Von Andreas Liebmann und Elena Winterhalter, München

Die Geher sind noch unterwegs, die Langstrecken- und Marathonläufer. Die Nimmermüden. Im Wesentlichen ist sie aber vorbei, die Leichtathletik-Saison, und aus Münchner Sicht bleiben vor allem zwei Frauen im Gedächtnis: Christina Hering, 22, als Halbfinalistin der Weltmeisterschaften in London über 800 Meter und Siebte bei der Universiade in Taipeh. Und Selina Dantzler, 17-jährige Werferin von der LG Stadtwerke München, die in Nairobi Mitte Juli den größtmöglichen Erfolg ihrer Altersklasse feierte: Sie wurde Kugelstoß-Weltmeisterin. Ein Titel, den sie vielleicht ewig hält, weil der Weltverband künftig keine U-18-WM mehr austragen will.
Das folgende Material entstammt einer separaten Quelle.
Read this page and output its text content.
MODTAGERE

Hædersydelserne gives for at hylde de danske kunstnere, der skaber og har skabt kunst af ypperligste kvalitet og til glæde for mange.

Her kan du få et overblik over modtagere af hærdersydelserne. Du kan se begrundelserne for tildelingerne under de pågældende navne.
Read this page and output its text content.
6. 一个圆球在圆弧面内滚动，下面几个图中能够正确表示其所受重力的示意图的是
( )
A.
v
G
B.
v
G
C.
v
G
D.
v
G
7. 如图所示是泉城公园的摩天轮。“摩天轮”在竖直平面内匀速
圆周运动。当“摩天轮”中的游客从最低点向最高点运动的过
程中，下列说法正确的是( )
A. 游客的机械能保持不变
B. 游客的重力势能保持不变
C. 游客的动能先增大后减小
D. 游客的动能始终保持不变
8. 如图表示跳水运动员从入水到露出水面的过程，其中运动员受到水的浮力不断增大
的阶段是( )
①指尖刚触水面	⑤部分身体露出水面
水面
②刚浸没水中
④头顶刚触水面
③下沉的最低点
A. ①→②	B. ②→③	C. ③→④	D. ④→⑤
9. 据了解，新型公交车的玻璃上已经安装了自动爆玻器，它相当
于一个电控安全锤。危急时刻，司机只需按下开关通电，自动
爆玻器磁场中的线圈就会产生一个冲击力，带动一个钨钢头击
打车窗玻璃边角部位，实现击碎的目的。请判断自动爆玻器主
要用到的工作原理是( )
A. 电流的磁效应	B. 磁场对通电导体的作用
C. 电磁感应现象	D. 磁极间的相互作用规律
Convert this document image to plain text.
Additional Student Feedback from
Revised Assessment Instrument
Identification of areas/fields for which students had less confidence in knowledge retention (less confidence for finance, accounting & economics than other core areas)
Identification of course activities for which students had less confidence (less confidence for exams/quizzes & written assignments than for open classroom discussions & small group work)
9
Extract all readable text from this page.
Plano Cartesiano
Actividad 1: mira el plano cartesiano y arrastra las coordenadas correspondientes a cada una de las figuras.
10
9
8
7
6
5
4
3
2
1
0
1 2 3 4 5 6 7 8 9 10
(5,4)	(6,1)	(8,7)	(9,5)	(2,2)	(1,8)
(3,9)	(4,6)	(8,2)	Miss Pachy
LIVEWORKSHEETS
Auch fernab internationaler Großereignisse gab es in der Region viele erstaunliche Geschichten aus der Leichtathletik. Gerade im Nachwuchs haben sie es oft schwer, in die Zeitung zu finden. Etwa von Jakob Hangen vom TSV Vaterstetten, der im Februar beim Munich Indoor antrat, als 16-Jähriger mit einer Meldeleistung von 1,79 Meter - und trotz mehrmonatiger Wettkampfpause mal eben 1,95 Meter übersprang, was einen Vereinsrekord bedeutete und den Sieg in der Männerkonkurrenz. Oder von Paulina Pompino von der LG Würm Athletik. Mit ihrer Hochsprung-Bestleistung vom Jahresbeginn (1,70 Meter) zählte sie bei den deutschen U-16-Meisterschaften vor gut zwei Wochen in Bremen zu den Medaillenkandidaten, durfte aber nicht starten, weil ihre Trainer versehentlich ihre Startkarte nicht abgaben. Auch die drei folgenden Talente kann man sich für die Zukunft ruhig mal vormerken - hier sind ihre Geschichten.

Dominik Idzan, 14

Das Leben besteht nicht aus Zentimetern. Kaum jemand dürfte das in diesem Moment besser gewusst haben als der 14-jährige Dominik Idzan. Und doch waren ihm diese Zentimeter, die da gemessen wurden Ende Juli beim Kugelstoßmeeting auf dem Marktplatz von Böhmenkirch, so wichtig wie nie etwas zuvor in seinem jungen Sportlerleben. Der sonst so stille Teenager jubelte. Er ballte die Faust. Im ersten Versuch hatte er 18,01 Meter gestoßen, damit hatte er einen vermeintlichen Jahrhundertrekord übertroffen. Um 67 Zentimeter. Doch darum ging es nicht. "Ich hatte endlich den Wunsch meines Vaters erfüllt", erklärt er.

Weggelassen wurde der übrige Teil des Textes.